Even here, modern technology – specifically, computational and experimental biology – allows sharing this task between numerous pharmaceutical companies and scientific organizations to expedite the process. It would be possible if there was a global pool of competent participants who trust each other. There are some uncoordinated participants in the world already – who, unfortunately, do not enjoy the same trust or a single and coordinated code of conduct in the current situation, or rules of entry, exit and success sharing.

However, it does not mean that this is impossible. It is an important task for reputable organizations and individuals who have influence and respect with the scientific and medical communities.

3. And, finally, the treatment of patients, the medical personnel’s area of responsibility.

There has already been a proposal to make it legal for doctors to provide a preliminary diagnosis by remote consultations. This is definitely not the perfect solution and maybe not a solution at all, but it is a very vivid example of how the current technologies can contribute to the traditional medicine. Many high-tech solutions can be found in a brainstorming session (gathering a list of ideas, even the crazy ones, and then picking the best). For instance:

  • Fitness trackers with thermometers: for everyone;
  • Home quarantine trackers: for the automated calculation of the quarantine index and remaining isolation time or increasing the priority for diagnostic procedures;
  • Self-registration, automated data recording and collection in separate quarantine circles, targeted assistance, providing quarantined people with quotas for emergency diagnostics – all of this can be easily automated and analyzed;
  • Systems to support clinical decision-making. These systems are already working: they analyze data and provide recommendations to doctors regarding diagnoses and treatment options for comorbid patients (for instance, with oncology, rheumatic disorders, diabetes or severe endocrine disorders). These systems can be promptly adjusted to provide help to doctors amidst the pandemic, who still have little information, with the same facts and ideas interpreted vastly differently – including their official interpretations. For patients, such decision support systems will help answer the question asked by an increasing number of people as to what can be done in their specific condition. The answers will differ depending on the current interpretation and the situation.

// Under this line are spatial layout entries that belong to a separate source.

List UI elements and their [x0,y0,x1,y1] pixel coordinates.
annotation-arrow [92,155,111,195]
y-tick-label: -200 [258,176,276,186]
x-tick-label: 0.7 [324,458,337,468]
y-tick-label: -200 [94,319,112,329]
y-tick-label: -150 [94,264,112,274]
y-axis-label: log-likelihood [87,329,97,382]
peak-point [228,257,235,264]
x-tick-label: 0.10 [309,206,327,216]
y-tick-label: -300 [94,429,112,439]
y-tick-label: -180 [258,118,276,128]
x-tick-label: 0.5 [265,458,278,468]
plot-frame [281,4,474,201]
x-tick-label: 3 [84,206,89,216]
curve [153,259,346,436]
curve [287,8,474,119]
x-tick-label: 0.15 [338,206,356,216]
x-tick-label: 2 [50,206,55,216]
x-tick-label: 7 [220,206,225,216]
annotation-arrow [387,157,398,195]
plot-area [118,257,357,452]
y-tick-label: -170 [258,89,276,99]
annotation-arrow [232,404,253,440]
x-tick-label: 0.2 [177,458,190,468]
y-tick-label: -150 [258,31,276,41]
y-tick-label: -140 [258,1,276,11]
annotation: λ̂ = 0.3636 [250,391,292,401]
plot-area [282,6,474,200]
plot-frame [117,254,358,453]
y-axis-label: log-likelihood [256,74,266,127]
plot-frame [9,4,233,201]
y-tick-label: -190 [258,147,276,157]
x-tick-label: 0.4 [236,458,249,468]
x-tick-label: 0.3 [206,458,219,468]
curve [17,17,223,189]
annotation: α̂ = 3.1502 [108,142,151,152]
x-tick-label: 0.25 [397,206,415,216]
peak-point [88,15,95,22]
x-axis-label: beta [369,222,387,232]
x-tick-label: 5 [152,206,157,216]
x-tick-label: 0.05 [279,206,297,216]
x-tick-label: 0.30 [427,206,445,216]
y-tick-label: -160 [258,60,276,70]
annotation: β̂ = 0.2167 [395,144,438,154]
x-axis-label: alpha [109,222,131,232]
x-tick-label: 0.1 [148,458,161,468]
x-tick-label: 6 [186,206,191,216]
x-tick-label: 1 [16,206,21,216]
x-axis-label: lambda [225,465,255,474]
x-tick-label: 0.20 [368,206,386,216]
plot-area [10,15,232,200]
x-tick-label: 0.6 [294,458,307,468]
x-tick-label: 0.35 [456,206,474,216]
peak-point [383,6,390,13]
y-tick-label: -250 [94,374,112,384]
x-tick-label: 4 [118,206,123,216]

Doctors and researchers at leading medical institutions and universities have already joined forces to launch the project HealthMap, an online system for visualizing the spread of COVID-19 worldwide. The project creators used open data sources, with the map being automatically updated. Meanwhile, the Russian Direct Investment Fund, Yandex, Mail.ru and Russian Union of Industrialists and Entrepreneurs have teamed up in Russia to create an alliance to battle the pandemic.

This is an instance where assistance for millions of people in different regions of the country and the world can arrive through high-tech solutions. IT tools will allow us to promptly gather facts, analyze information and give recommendations, something that human brain cannot do on its own, given the daily update of input data and increasing volumes of information.

There is a chance that following the pandemic we will have entirely different and renewed medicine, which will have to take a leap in technology.